MIAMI — Senator John McCain appeared before several hundred cheering supporters in Miami at lunchtime today, to make his pitch for South Florida's influential Cuban-American vote.
Billed as a town hall meeting to address U.S. policy in Latin America, McCain offered no new initiatives beyond support for democracy in Cuba and passage of a hotly debated free trade agreement with Colombia currently stalled in Congress.
McCain found himself largely preaching to the converted, apart from one member of the audience, who was roundly booed for asking the candidate a question about what he would do with the prisoners in Guantanamo.
McCain's war record and six years held as a prisoner of North Vietnam's communist regime give him special appeal to Miami Cubans who traditionally vote with the Republican party.
Speaking on Cuba's Independence Day, McCain said he would do his best as president to restore good relations with a democratic government in Cuba. "Make no mistake, Cuba is destined to be free," he said, without going into the details of how this would happen, or how he, as president, would help bring about that day.
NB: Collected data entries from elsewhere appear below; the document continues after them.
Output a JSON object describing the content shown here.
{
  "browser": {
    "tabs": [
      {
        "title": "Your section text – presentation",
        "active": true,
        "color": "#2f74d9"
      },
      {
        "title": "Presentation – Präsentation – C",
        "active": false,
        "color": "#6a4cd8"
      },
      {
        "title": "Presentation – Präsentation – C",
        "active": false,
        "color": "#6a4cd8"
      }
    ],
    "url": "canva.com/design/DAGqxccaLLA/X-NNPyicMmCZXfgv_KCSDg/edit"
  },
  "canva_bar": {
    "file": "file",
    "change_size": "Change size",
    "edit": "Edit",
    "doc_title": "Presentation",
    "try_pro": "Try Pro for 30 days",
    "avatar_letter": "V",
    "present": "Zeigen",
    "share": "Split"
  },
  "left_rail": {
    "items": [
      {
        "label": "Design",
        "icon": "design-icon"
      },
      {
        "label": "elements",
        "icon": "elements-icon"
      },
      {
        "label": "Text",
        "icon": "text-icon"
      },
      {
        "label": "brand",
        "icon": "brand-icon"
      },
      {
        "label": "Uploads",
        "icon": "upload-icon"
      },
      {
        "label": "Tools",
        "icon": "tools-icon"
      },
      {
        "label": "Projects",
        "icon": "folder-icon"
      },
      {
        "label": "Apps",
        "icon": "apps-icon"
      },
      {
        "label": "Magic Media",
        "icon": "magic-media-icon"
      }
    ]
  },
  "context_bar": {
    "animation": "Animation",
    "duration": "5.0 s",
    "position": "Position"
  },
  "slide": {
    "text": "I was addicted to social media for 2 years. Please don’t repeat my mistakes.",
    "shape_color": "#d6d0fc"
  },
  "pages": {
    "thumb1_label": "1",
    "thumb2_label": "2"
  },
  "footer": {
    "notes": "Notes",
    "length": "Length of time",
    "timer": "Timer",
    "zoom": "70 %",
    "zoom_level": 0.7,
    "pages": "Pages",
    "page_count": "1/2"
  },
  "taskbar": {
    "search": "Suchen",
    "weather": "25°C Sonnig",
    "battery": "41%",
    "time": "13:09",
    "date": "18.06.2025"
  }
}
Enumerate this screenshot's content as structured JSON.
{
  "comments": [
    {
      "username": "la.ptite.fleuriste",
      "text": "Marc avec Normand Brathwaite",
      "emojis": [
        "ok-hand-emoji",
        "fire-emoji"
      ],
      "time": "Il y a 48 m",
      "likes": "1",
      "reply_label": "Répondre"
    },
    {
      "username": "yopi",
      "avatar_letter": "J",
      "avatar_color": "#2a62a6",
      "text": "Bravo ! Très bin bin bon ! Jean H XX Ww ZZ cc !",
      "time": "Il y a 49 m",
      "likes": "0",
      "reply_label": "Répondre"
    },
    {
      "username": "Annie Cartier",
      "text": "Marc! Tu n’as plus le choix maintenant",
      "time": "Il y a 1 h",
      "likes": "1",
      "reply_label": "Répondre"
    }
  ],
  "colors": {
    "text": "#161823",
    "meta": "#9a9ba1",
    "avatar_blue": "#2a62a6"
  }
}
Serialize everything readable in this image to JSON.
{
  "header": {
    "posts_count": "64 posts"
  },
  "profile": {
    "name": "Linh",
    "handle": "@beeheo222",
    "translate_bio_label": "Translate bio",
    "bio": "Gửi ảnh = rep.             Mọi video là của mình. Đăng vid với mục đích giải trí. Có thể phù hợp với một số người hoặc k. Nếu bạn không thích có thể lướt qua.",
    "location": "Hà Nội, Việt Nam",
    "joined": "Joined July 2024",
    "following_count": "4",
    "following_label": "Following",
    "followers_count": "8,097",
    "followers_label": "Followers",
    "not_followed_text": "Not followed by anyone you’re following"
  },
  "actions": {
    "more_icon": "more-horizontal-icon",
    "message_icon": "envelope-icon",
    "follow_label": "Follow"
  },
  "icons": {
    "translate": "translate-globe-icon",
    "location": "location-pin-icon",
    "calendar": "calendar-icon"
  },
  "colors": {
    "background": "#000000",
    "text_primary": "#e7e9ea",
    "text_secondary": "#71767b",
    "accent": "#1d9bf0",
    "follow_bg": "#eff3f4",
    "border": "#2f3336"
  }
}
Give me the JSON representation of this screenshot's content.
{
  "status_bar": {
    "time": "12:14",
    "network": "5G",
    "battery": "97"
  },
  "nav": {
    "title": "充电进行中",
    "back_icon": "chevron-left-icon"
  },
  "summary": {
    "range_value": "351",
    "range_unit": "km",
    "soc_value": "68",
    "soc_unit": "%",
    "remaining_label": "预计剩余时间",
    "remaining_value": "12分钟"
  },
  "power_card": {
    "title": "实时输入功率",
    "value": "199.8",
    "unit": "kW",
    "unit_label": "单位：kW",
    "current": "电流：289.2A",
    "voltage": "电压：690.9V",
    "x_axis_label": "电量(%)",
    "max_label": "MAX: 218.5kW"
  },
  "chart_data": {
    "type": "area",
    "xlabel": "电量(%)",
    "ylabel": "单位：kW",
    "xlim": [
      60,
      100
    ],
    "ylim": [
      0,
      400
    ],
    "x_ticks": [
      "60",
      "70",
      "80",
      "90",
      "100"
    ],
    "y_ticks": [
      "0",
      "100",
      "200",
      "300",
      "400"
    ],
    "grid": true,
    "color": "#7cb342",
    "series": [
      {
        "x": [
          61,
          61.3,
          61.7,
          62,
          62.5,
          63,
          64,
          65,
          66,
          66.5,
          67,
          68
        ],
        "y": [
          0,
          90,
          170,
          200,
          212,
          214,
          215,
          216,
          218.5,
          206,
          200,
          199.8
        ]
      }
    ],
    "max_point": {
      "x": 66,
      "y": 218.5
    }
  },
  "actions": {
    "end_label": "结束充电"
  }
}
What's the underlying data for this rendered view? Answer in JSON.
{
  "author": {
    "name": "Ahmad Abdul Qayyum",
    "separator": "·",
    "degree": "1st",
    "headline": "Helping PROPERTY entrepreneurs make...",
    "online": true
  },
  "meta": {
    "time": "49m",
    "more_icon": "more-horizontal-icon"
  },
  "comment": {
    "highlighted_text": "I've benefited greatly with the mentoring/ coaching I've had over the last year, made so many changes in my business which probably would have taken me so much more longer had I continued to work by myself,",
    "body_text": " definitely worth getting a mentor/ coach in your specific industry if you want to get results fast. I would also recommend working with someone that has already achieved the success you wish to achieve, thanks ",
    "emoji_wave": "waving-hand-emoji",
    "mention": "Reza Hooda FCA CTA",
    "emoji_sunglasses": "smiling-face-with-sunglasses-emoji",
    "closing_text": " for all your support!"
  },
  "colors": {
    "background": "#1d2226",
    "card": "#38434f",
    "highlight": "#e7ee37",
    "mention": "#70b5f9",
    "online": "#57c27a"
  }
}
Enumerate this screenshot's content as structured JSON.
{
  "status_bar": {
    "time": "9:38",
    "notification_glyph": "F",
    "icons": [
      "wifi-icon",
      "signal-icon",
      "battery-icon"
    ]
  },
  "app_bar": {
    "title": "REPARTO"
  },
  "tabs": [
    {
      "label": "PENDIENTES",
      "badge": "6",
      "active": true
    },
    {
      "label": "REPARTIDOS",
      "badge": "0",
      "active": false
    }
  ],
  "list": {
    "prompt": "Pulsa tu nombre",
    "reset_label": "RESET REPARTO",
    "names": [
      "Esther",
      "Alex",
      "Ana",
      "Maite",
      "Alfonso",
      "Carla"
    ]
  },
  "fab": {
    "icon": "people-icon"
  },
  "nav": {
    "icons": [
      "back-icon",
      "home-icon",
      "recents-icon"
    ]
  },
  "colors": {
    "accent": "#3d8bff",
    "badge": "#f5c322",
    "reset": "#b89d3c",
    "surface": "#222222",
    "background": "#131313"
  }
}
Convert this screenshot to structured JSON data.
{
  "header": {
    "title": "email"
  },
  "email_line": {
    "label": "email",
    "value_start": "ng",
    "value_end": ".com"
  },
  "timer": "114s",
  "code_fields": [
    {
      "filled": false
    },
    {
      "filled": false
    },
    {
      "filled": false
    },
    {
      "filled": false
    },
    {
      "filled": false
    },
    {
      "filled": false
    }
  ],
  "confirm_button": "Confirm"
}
"I will not passively await the day" when Cuba is free, McCain added, saying it was "in our national interest" to bring about democratic change in Cuba. McCain did not offer any new ideas for U.S. policy in Cuba, standing behind an economic embargo of nearly five decades, and recent efforts by the Bush administration to tighten it.
McCain promised to increase funding for the Miami-based U.S. government radio and TV broadcasts directed at the island, as well as money for dissidents in Cuba. He also said he would "vigorously prosecute" Cuban officials implicated in the murder of U.S. citizens in the infamous February 1996 shooting down of two civilian planes off the coast of Cuba.
McCain also used the free trade debate to take jabs at Democratic Senators Barack Obama and Hillary Clinton for their failure to support a treaty with Colombia, which he said would lift $1-billion in tariffs on U.S. exports to that country. "Delaying approval will not create one more U.S. job," he said.
McCain pointed out that Colombia is Florida's fifth-largest trading partner worth $2.1-billion in exports from the state last year.
Sticking to the example of Colombia, McCain summed up his policy for Latin America saying it was important for the United States to support its allies in the region, and treat them as equals, rather than "little brothers." This was the only way, he said, to prevent other countries in the region from falling under the influence of leftist rulers, such as Venezuelan president Hugo Chavez.